La vita non è né bella né brutta.

Con queste parole termina l’ultimo lungometraggio di Stéphane Brizé, tratto dall’esordio nel romanzo (1883) di Guy de Maupassant, ed è proprio da questo assunto che si potrebbe dipanare la mappa sottotestuale dell’intero film. Il centro dell’opera, che mette in scena la vita di Jeanne, nobildonna francese costretta a sopportare prima i tradimenti del marito e poi le irresponsabilità del figlio, non è altro che una grande e stratificata riflessione sul senso del tempo, e sul cambiamento del punto di vista che ne consegue. Ancora una volta il cinema impiega le proprie armi per scomporre la visione lineare di una storia, pur mantenendo in questo caso un’apparente adesione tra fabula e intreccio, rispettando quindi il succedersi cronologico degli eventi. Il cambio di marcia va individuato nell’uso che Brizé impone al montaggio, creando una vera e propria scissione tra immagine e racconto, spesso inserendo inconsuete parentesi visive all’interno dell’arco drammaturgico, senza identificarle come flashback o flash-forward, ma semplicemente mostrando l’anima del film e della sua protagonista: accade quando la troviamo nel mezzo di una tempesta o insieme ai suoi cari, contro l’altare di momenti ora tristi ora felici, mentre tutt’intorno un fato inteso come inarrestabile forza della natura, né positiva né negativa, compie il suo decorso sull’esistenza dell’essere umano. Nonostante il film mantenga una fedeltà letteraria piuttosto rigorosa al romanzo (la frase finale del film è la stessa del libro), Brizé predilige dunque il punto di vista di Jeanne, che viaggia spesso tra la realtà effettiva e le proprie sensazioni, i propri ricordi. Questa soggettiva di intenti rafforza il senso dell’opera: lo sguardo inevitabilmente parziale della protagonista è quello che interessa al regista, perché ogni vita è sempre data dal punto di vista totalizzante di chi la affronta in prima persona.

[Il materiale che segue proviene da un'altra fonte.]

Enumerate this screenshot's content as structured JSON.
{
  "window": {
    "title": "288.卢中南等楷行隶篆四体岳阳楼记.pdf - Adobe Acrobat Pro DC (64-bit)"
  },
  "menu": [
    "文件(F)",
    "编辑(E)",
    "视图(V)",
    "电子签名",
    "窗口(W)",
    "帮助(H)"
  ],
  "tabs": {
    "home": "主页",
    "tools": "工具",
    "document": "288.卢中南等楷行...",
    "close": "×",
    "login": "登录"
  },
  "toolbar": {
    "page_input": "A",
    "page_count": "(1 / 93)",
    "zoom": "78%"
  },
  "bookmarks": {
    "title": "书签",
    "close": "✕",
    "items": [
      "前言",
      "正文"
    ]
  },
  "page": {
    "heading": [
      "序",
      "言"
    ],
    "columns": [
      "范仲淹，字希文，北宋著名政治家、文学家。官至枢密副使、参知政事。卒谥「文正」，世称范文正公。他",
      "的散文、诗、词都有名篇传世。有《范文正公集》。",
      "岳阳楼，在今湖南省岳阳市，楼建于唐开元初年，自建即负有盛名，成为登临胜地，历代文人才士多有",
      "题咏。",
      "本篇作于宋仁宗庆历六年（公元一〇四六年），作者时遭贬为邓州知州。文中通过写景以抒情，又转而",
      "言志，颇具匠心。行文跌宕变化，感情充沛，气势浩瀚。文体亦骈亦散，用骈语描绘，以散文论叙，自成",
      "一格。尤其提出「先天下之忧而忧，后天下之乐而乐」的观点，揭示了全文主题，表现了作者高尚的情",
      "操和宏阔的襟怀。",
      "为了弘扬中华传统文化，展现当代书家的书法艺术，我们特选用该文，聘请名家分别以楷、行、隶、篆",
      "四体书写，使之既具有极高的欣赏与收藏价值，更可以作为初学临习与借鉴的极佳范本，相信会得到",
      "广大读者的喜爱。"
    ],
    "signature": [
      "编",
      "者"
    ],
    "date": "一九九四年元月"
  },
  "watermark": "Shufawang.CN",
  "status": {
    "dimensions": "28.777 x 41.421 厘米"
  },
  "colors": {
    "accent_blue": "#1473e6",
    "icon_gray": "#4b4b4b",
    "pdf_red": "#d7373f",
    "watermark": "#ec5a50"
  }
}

Da una parte dunque il cinema come specchio dell’esistenza, in cui l’immagine assume bazinianamente il senso di fotografia cui sono aggiunti movimento e durata; dall’altro, cinema come indagine degli anfratti più soggettivi, senza spiegazioni, fondato semplicemente sulla scomposizione della memoria in un montaggio trasversale. Alla luce di questa duplice tensione, Una vita sembrerebbe contrapporsi nettamente ai precedenti percorsi di Brizé, da sempre attento ad affrontare i dilemmi etici della contemporaneità con un approccio concreto e diretto (pensiamo al tema dell’eutanasia in Quelques heures de printemps, o alla crisi economica, sociale e lavorativa nel più recente La legge del mercato): con quest’ultimo film, il regista decide di virare verso un’opera che utilizzi la sua intensità emotiva per riflettere sul fondamentale scarto tra arte e vita, e al contempo sul loro inscindibile rapporto, lavorando non poco ad una radicale stratificazione del linguaggio, senza rinunciare completamente a una continuità con i lavori pregressi. L’uso massiccio della camera a mano (vicino al senso costruttivo della “cinepresa mobile” enunciato da Deleuze) si concentra soprattutto sui primi piani dei protagonisti, seguendoli da vicino nei loro spostamenti e prediligendo lunghi take senza stacchi; poi il profilo come metro di osservazione privilegiata dei personaggi (scelta autoriale di ampissimo uso, dal cinema di Hitchcock ai graphic novel di Guy Delisle), che trasmette un senso di intrusione dello spettatore nella loro vita; infine il formato claustrofobico a 1.33:1. Oltre alla forma, anche il contenuto conferma la linea autoriale di Brizé, tratteggiando figure completamente schiacciate dalla realtà che li circonda, incapaci di venirne a capo nonostante tutti gli sforzi possibili.

È anche grazie a questa coerenza tematica e stilistica che il regista riesce a distaccarsi dall’immobilismo di genere del film in costume, inserendosi, involontariamente o meno, in un trittico ideale composto da altri due film di recente produzione, Lady Macbeth di William Oldroyd e Amore e inganni di Whit Stillman, dove messa in scena e scrittura tentano di destrutturare i canoni di un filone cinematografico che quasi sempre si è proposto di ricalcare fedelmente i romanzi da cui prendeva origine, ereditandone anche l’essenza spesso vetusta. Con Una vita Stéphane Brizé riesce a rafforzare la propria identità all’interno del cinema francese contemporaneo, piegando il proprio cinema a una visione insieme attualizzante e fuori da ogni tempo.